Did you get this offer from sales or technical support? I'm in the same situation with my Tivo and technical support only offered me an exchange for my Series 2 for a new dual tuner box for $149 and I could transfer my lifetime subcription. I would prefer the HD box for $200 and to be able to transfer my lifetime subscription.



W Auggie H said:


> I had a trusty Series2 140hr TiVo die on me a few months back. TiVo was actually very cool about it because they allowed me to transfer my lifetime service from this box to a new TiVoHD. All I had to do was buy the new TiVoHD box for $200. But now I have a dead Series2 and I am wondering if there is a way to replace the hard drive and install some other OS on the box and make it do some new non-TiVo tricks. I guess I am asking for some advice on a cool project to do with this box now. Any thoughts?


----------



## luvstar99 (Aug 24, 2006)

Tivo is being a pain in the ass. They would not let me buy the HD box and transfer my lifetime.


----------



## classicsat (Feb 18, 2004)

They aren't being a pain in the tukus, they are simply following company protocol, which is to offer exchange to a similar featured unit. The Series 2 DT is the nearest they have to an older Series 2.

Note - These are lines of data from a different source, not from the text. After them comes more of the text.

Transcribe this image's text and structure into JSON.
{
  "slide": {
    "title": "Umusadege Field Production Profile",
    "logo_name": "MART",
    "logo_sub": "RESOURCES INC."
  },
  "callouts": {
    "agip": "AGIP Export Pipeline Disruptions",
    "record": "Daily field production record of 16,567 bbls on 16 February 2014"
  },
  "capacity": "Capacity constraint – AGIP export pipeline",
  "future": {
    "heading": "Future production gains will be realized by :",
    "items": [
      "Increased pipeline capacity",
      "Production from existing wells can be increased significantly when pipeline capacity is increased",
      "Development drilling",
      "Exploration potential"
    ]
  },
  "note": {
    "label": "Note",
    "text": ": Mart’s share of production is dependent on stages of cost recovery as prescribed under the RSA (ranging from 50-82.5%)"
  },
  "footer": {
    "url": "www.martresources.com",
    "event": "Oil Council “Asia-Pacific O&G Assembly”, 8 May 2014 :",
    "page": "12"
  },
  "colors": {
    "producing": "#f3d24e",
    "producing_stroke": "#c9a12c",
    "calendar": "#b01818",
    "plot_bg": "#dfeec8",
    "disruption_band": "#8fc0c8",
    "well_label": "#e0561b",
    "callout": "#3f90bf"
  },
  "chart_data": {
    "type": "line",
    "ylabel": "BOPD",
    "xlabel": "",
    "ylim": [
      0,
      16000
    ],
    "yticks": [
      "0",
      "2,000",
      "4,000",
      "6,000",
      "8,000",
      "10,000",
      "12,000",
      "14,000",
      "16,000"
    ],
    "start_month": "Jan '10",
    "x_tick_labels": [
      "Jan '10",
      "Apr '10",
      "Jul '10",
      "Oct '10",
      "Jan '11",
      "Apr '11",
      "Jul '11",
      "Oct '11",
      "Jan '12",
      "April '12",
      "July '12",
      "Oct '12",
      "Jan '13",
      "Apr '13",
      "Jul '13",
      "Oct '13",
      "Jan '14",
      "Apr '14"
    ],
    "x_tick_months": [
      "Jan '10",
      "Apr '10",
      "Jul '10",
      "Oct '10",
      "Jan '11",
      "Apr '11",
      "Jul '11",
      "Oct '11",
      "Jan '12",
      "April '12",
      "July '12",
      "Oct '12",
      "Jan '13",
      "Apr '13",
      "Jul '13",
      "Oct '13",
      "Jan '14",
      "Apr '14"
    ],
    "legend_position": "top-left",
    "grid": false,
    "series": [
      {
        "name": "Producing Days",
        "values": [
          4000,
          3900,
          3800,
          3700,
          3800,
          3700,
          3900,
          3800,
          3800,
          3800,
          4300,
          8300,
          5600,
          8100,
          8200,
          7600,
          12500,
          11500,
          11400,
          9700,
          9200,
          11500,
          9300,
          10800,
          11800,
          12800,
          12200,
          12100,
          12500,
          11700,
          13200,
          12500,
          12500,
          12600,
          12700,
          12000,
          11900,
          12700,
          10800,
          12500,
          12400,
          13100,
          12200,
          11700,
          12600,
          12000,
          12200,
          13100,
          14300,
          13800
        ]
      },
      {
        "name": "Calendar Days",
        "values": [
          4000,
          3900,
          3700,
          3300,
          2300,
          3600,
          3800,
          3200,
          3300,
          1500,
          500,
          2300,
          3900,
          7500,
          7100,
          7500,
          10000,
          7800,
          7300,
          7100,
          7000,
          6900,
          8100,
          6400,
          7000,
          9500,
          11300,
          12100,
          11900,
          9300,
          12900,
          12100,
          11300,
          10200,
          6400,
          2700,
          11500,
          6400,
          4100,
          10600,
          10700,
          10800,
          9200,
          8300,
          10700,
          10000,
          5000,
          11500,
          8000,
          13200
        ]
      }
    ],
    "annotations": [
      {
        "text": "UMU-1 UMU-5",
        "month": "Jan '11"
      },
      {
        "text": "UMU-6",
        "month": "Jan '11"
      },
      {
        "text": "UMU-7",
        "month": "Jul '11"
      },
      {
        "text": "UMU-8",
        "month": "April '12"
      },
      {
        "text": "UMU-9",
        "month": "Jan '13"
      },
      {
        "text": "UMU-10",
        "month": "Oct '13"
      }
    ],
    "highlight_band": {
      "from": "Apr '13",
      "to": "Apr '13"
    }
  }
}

If you insist on a TiVo HD, go buy one and put Product Lifetime on it, then sell your old one. Its Product Lifetime will have value to someone.


----------



## V7Goose (May 28, 2005)

W Auggie H said:


> I had a trusty Series2 140hr TiVo die on me a few months back. TiVo was actually very cool about it because they allowed me to transfer my lifetime service from this box to a new TiVoHD. All I had to do was buy the new TiVoHD box for $200. But now I have a dead Series2 and I am wondering if there is a way to replace the hard drive and install some other OS on the box and make it do some new non-TiVo tricks. I guess I am asking for some advice on a cool project to do with this box now. Any thoughts?


Don't know how you managed that, but you got a really good deal if you didn't have to pay a huge transfer fee! I still can't believe how bad we got raped on the early S3s and the unbelievable xfer fee on top of the purchase price! Took me a long time to quit hating TiVo after that, but with nothing but big screen HD TVs in the house, I just couldn't stand the terrible picture quality of the old S2 any longer!

Anyway, this may not be a "cool" project, but I just canceled the service on my S2, took it off the network, and connected it to the STB on one of my TVs without a DVR. I leave it run in parallel - don't watch it due to the terrible picture quality (compared to HD), but I can switch to it if I need to back up in something I am watching. Not sure it is worth the constant electricity drain, but it doesn't cost me anything else. Planning to see how it works with a digital signal converter box when the free one arrives from Verizon next week.

It is an old single tuner S2, so even with two drives in it, I don't think it has any other value. I guess I should jerk the second drive out to save that extra power!


----------